A tiny group of cells critical to repairing damage to the testes, which may lead to preserved fertility in men, especially in those receiving cancer therapy, has been discovered, say researchers.
Male testes are extremely sensitive to damage from external factors such as radiation and chemotherapy used to treat cancer, which can lead to infertility. Damage can be repaired by internal cell mechanisms, although the process is not fully understood. The researchers found that the newly-discovered cells – known as Miwi2-expressing cells – were able to repair injury, highlighting their critical role in regeneration.
Miwi2-expressing cells also showed surprising features in response to damage, making them behave like stem cells – known for their central role in tissue repair.
“In identifying this key group of cells, we have taken a significant step in understanding cell repair in the testes,” said Donal O’Carroll, professor and stem cell biologist at the University of Edinburgh. “Our study with mice suggests that it may be beneficial to also freeze additional cells in order to maximise chances of future treatments.
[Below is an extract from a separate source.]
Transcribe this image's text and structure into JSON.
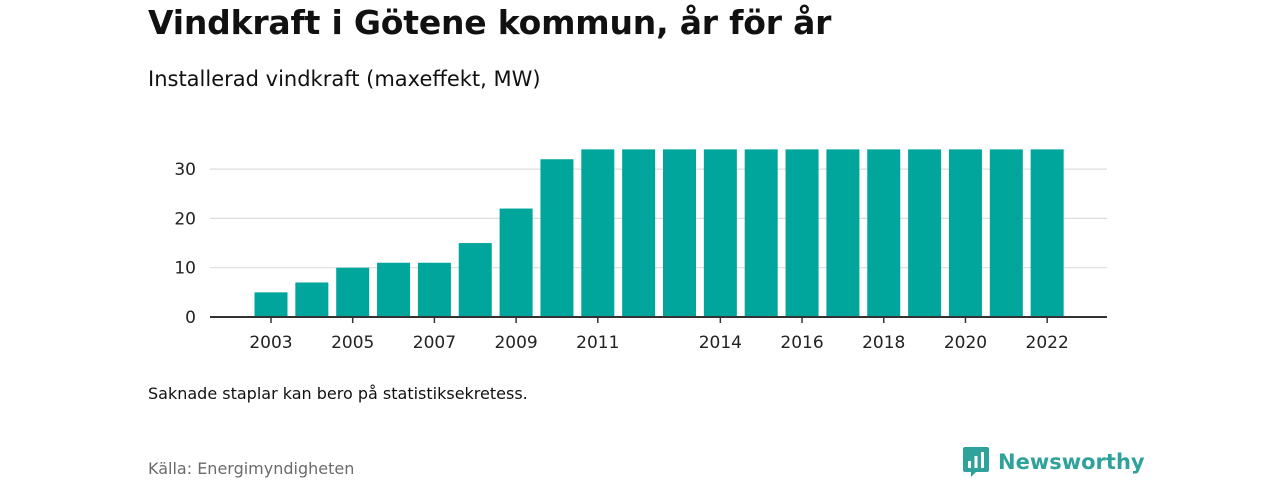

Our next step is to identify the equivalent group of cells in humans,” O’Carroll added.
In the study, published in the Journal of Experimental Medicine, the team using molecular tools, removed Miwi2-expressing cells in a group of mice. Unlike their healthy littermates, mice without Miwi2-expressing cells were not able to repair injury. The study may assist future infertility options for pre-pubescent boys undergoing cancer treatment and for whom sperm banking is not an option, the researchers said.